For children less than 6 months of age, we include children 5.99 months old or younger. Children 6 to 8 months are age 6 months to 8.99 months. However, for meal frequency of children “9 months old” the best case we would include only those children who were interviewed on their 9 month birthday – but we would then have a tiny sample size. So we include children 8.5 months old to 9.49 months old and take the average of that group. Although if our sample is small, we may need to expand the age range to, say, 7.5 to 10.49 months old.

Oh my, I have already written 400 words on this and I am afraid I have bored you to tears, but for us data nerds it is a regular issue we confront. It isn’t just me! A few years ago while analysing nutrient intake data I had to figure out the exact age boundaries for the Dietary Reference Intakes  (the nutrition requirements used in Canada, the US and elsewhere). The age groups they use are 0-6 months, 7-12 months, 1-3 years and 4-8 years.
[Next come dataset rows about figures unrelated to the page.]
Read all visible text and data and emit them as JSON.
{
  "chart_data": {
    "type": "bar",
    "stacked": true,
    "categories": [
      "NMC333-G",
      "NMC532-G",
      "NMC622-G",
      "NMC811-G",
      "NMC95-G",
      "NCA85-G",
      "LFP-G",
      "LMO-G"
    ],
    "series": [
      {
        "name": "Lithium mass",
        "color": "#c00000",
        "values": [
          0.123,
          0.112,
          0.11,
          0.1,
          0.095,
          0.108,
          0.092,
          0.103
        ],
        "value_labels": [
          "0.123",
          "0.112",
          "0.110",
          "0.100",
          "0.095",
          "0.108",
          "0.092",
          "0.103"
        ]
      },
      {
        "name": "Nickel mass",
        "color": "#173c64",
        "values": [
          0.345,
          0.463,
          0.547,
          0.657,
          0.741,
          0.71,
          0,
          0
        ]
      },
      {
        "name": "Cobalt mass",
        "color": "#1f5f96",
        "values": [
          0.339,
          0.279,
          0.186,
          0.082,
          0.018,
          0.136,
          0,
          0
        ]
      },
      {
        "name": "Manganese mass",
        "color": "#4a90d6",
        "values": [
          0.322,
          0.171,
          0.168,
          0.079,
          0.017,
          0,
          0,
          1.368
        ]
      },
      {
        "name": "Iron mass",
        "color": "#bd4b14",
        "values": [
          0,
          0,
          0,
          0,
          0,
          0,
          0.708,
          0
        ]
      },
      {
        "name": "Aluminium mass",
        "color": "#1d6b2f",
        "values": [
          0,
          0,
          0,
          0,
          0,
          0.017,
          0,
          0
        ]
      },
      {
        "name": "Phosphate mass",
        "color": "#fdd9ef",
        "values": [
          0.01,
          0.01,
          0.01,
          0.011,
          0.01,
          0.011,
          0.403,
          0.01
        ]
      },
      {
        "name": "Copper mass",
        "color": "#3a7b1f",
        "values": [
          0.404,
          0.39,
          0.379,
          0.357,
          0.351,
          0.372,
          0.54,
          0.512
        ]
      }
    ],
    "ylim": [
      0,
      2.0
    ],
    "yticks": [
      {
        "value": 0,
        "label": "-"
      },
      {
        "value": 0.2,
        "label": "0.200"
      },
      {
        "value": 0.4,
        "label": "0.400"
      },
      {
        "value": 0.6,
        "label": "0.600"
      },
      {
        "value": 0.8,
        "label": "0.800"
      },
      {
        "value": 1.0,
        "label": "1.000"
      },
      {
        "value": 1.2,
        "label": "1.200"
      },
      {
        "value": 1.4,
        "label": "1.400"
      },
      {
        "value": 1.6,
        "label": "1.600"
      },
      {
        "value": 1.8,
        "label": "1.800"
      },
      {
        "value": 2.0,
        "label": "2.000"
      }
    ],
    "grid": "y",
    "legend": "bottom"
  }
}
But the cutoffs for these ages are not explicitly defined. How should we handle a child 6.5 months old? From reading the text and trying to understand the logic, I believe the implied cutoffs are:

  • 0-6 months   -- from birth to 6.00 months
  • 7-12 months -- from 6.01 months to 12.00 months
  • 1-3 years       --  from 12.01 months to 47.99 months
  • 4-8 years       -- from 48.00 months to 96.000 months

It is not internally consistent. Whereas 12 months is the exact upper limit for 7-12 months, the upper limit for 3 years is actually 3.99 years (that is, anything up to but not equal to 48 months of age). It is all very confusing!

On one hand it is ok, because we don’t know the nutrient requirements exactly - we can’t say they change by some amount from one day to the next. There is nothing magical that happens to a child on the ninth month birthday, and whether a child is 8 months and three weeks old or 9 months and 1 week old makes no biological difference. But still, we have to apply these guidelines somehow, so we need to be precise in our definitions. On one hand it is trivial, but on the other hand it is critical that we have a common understanding.